Le scénario s'inspire de plusieurs BD de Spirou, sans s'attacher à un album particulier. "Pour moi, c’était intéressant de puiser dans les différentes BD afin d’utiliser ce qui semblait le plus riche, le plus intéressant pour faire un film. Il était bien de retrouver Spirou, Fantasio et Spip l’écureuil, mais aussi les autres", explique le réalisateur Alexandre Coffre, spécialisé dans la comédie, dont c'est le quatrième film après Une pure affaire en 2011 (avec François Damiens), Eyjafjallajökull en 2013 (avec Dany Boon) et Le Père Noël en 2014 (avec Tahar Rahim).

Les courses-poursuites ne manquent pas (à pied, en voiture, en scooter, en avion, en hélicoptère individuel –le "Fantacoptère"), on passe rapidement d'un lieu à l'autre, parfois l'écran se divise en plusieurs plans: le film ne manque pas de rythme. "Que le spectateur sorte un peu fatigué du film ne serait pas pour me déplaire", dit le réalisateur.
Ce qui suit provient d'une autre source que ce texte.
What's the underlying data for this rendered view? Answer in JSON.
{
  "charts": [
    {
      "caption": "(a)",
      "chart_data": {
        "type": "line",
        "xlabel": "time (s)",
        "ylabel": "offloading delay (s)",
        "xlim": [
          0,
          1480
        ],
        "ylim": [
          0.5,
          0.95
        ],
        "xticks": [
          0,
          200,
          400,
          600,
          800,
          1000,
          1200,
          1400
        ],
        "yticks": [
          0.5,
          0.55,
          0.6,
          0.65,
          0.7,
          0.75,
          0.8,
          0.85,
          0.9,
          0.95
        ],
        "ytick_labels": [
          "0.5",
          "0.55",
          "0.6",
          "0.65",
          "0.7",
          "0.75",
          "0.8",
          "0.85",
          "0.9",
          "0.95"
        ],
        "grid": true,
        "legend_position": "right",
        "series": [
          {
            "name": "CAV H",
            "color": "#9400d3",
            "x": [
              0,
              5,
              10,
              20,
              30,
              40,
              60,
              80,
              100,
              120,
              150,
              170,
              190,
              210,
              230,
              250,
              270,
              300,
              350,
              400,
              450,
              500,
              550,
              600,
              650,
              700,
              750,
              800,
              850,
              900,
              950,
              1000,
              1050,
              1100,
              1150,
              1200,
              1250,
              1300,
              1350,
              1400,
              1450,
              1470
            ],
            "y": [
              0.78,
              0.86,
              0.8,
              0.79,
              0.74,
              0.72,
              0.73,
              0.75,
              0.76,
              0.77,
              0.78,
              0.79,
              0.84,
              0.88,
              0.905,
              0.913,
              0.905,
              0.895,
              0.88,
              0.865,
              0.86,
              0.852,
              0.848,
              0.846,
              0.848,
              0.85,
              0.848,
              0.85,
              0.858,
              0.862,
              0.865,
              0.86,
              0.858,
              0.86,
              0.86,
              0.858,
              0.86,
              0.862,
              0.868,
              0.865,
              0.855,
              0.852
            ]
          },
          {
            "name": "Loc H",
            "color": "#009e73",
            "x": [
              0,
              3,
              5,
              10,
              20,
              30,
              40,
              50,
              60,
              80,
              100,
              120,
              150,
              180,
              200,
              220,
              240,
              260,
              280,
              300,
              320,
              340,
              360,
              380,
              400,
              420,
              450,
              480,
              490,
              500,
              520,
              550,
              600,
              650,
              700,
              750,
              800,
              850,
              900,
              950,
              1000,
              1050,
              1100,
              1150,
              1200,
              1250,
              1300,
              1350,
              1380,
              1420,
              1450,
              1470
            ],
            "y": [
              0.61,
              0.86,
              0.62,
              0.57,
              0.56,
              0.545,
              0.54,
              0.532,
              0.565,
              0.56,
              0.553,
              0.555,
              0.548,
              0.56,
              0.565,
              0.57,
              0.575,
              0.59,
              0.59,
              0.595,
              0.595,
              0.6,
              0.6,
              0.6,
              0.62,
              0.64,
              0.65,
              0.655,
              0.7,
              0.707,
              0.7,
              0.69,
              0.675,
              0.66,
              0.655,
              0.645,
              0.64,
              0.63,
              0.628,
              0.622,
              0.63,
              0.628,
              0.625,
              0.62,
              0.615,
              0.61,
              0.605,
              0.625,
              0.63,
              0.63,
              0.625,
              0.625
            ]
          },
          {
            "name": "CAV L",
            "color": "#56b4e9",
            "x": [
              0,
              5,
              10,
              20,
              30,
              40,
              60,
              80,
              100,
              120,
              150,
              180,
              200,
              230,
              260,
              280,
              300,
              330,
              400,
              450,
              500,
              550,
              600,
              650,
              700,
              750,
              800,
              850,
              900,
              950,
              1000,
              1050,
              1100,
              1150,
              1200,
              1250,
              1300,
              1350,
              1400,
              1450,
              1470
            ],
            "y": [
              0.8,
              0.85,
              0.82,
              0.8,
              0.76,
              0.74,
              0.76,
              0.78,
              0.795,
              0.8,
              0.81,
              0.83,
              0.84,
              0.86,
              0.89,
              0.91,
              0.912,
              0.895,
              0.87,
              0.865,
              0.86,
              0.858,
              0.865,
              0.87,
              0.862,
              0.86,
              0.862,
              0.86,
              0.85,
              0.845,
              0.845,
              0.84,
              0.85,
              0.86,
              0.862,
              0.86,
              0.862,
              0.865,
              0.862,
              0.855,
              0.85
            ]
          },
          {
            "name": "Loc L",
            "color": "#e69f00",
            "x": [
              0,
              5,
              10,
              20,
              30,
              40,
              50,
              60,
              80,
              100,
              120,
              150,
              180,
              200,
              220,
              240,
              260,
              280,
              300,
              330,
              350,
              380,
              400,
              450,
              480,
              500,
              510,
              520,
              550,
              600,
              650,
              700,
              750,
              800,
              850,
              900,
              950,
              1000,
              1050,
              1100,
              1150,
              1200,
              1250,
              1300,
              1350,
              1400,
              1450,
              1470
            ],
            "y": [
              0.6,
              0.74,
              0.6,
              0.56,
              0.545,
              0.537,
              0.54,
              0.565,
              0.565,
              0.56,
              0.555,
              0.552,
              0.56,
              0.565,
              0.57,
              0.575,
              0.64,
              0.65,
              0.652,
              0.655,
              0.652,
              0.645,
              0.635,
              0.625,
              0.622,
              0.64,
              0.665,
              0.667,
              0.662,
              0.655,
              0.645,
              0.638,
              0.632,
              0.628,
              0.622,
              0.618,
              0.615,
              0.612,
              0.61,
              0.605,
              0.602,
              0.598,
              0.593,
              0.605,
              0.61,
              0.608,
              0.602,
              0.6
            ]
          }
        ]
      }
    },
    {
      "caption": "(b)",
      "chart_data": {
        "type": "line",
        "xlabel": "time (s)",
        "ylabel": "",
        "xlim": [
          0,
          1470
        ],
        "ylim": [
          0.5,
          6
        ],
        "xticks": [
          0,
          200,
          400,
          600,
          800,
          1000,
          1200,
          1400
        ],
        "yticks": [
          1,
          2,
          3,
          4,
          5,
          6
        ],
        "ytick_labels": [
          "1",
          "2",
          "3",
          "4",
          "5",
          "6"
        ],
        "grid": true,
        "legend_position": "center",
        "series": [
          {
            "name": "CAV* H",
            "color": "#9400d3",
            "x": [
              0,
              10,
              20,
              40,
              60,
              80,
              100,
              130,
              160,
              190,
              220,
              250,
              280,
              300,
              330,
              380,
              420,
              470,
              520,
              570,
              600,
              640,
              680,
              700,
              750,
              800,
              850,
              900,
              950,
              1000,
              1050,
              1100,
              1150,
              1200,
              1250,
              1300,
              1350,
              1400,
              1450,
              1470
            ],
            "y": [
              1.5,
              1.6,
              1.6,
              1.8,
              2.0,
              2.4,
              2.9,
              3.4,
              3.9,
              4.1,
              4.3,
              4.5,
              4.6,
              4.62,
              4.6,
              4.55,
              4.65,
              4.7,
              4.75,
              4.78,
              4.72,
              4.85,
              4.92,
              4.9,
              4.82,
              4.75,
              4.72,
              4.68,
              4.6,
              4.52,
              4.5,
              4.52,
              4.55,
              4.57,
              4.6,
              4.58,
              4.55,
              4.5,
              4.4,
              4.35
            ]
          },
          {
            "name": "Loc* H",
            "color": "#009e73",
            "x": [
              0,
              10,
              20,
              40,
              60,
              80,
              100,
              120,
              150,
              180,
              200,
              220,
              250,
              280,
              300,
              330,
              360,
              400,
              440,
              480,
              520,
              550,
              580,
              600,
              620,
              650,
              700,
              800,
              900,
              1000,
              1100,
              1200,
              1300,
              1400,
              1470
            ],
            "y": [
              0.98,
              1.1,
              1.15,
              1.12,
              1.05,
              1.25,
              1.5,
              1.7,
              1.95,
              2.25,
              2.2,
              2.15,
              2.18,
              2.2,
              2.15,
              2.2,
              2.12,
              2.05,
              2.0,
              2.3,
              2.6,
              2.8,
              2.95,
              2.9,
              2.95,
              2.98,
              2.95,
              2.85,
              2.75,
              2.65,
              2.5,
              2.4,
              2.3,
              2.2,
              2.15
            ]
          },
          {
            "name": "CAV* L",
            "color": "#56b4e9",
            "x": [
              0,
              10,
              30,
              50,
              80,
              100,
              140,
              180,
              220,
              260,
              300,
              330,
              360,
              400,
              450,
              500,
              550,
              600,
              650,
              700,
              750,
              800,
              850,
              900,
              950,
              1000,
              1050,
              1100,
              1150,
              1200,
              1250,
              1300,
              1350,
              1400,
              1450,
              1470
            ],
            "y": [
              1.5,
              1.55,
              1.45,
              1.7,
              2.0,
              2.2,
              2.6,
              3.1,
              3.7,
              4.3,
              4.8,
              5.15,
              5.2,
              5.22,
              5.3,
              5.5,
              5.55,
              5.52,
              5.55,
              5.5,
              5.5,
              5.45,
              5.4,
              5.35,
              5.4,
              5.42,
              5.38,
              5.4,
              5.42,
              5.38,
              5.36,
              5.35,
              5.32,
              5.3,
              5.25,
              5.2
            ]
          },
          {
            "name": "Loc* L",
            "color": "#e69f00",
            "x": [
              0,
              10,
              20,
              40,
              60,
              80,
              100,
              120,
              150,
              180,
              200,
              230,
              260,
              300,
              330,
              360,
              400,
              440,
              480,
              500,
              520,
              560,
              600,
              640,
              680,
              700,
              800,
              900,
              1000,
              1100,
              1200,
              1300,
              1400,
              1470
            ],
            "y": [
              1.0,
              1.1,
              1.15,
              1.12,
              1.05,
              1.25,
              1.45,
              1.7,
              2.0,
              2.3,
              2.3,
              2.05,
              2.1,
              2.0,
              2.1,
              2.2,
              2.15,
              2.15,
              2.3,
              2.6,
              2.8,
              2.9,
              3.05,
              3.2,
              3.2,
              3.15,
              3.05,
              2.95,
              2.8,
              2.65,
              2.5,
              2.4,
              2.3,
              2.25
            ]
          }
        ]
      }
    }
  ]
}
Pour les décors et l'atmosphère du film, il a choisi à la fois l'intemporalité et le modernisme, sans s'attacher aux années 50-60. Il y a certes cette capitale du Gantagwa, mélange de Maroc et d'Afrique noire (les scènes ont été filmées à Marrakech), dans laquelle les héros se retrouvent avant de continuer dans le désert. Mais le reste n'est pas explicitement situé dans le temps ou l'espace: "c’était notre volonté esthétique dès le départ", explique Alexandre Coffre. "Quand vous adaptez une bande dessinée, vous vous posez énormément de questions. Je voulais que le film fasse référence au passé de la bande dessinée tout en étant au mieux dans son époque. Dans Spirou et Fantasio, les pays, les villes où se passent les histoires n’existent jamais vraiment. Tout ressemble à ce qui nous entoure mais on est dans un monde parallèle assez ludique. (…) Nous y avons beaucoup réfléchi à l’écriture en nous imposant d’être le plus intemporel possible. Cela veut dire par exemple pas de téléphones portables, pas de rue avec des parcmètres, pas de figurants +sauvages+".

Autre exemple de ces choix esthétiques en décalage avec le réalisme, les deux personnages principaux gardent la même tenue tout le film, du palace au désert: veste bleue et nœud papillon rouge pour Fantasio, costume de groom rouge pour Spirou.

Fantasio est plus sympa, Spirou plus voyou, Christian Clavier cabotine au second degré dans son rôle de scientifique, et Ramzy Bedia s'amuse à en faire des tonnes dans le rôle du méchant, parodie du Docteur No des James Bond qui fait penser à la dernière pub pour la MAAF.

L'intérêt du scénario et l'humour sont presque exclusivement à destination d'un public d'enfants et d'adolescents, à l'exception peut-être de deux personnages inventés pour le film et aux dialogues drôles et décalés, un jumeau et une jumelle au service de Zorglub, interprétés par Vincent Desagnat et Charlotte Gabris, maladroits, chamailleurs et comiques malgré eux.

Et Spip, le petit écureuil? Il est adorable mais on le voit peu. Il faut dire que pour le réalisateur, en plein désert, c'était l'acteur le plus difficile à diriger, interprété par trois animaux: "Muriel Becq, ma dresseuse, a récupéré trois écureuils à la naissance, elle les a élevés, éduqués pour le film, mais elle ne pouvait pas contrôler toutes leurs réactions ou les lâcher dans la nature, au risque de les voir s’enfuir (…). Cela représente 5 à 6 mois de travail avant le tournage".

Thomas Solivérès (à gauche) et Alex Lutz interprètent Spirou et Fantasio.